Department of Psychological and Brain Sciences, Dartmouth College, Hanover, NH, 03755, USA.
Department of Neuroscience, Yale School of Medicine, New Haven, CT, 06510, USA.
Nat Commun. 2017 Nov 24;8(1):1768. doi: 10.1038/s41467-017-01874-w.
Learning from reward feedback is essential for survival but can become extremely challenging with myriad choice options. Here, we propose that learning reward values of individual features can provide a heuristic for estimating reward values of choice options in dynamic, multi-dimensional environments. We hypothesize that this feature-based learning occurs not just because it can reduce dimensionality, but more importantly because it can increase adaptability without compromising precision of learning. We experimentally test this hypothesis and find that in dynamic environments, human subjects adopt feature-based learning even when this approach does not reduce dimensionality. Even in static, low-dimensional environments, subjects initially adopt feature-based learning and gradually switch to learning reward values of individual options, depending on how accurately objects' values can be predicted by combining feature values. Our computational models reproduce these results and highlight the importance of neurons coding feature values for parallel learning of values for features and objects.

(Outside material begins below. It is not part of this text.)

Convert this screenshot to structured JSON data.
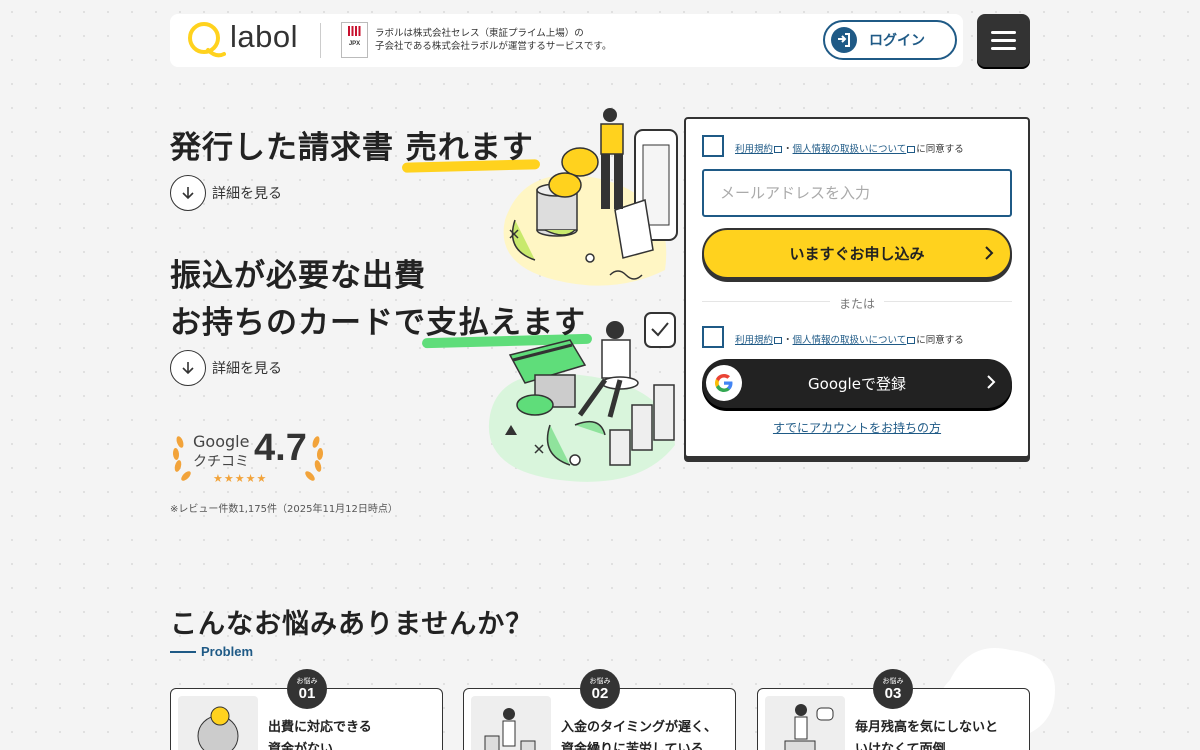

从奖励反馈中学习对于生存至关重要,但在面临无数选择时,这可能变得极具挑战性。在这里,我们提出,学习单个特征的奖励值可以为在动态、多维环境中估计选择选项的奖励值提供一种启发式方法。我们假设这种基于特征的学习不仅因为它可以降低维度,而且更重要的是,因为它可以在不影响学习精度的情况下提高适应性。我们通过实验检验了这一假设,结果发现,在动态环境中,人类受试者采用基于特征的学习,即使这种方法不能降低维度。即使在静态、低维环境中,受试者最初也采用基于特征的学习,然后根据通过组合特征值来准确预测对象值的能力,逐渐切换到学习各个选项的奖励值。我们的计算模型再现了这些结果,并强调了编码特征值的神经元对于特征和对象值的并行学习的重要性。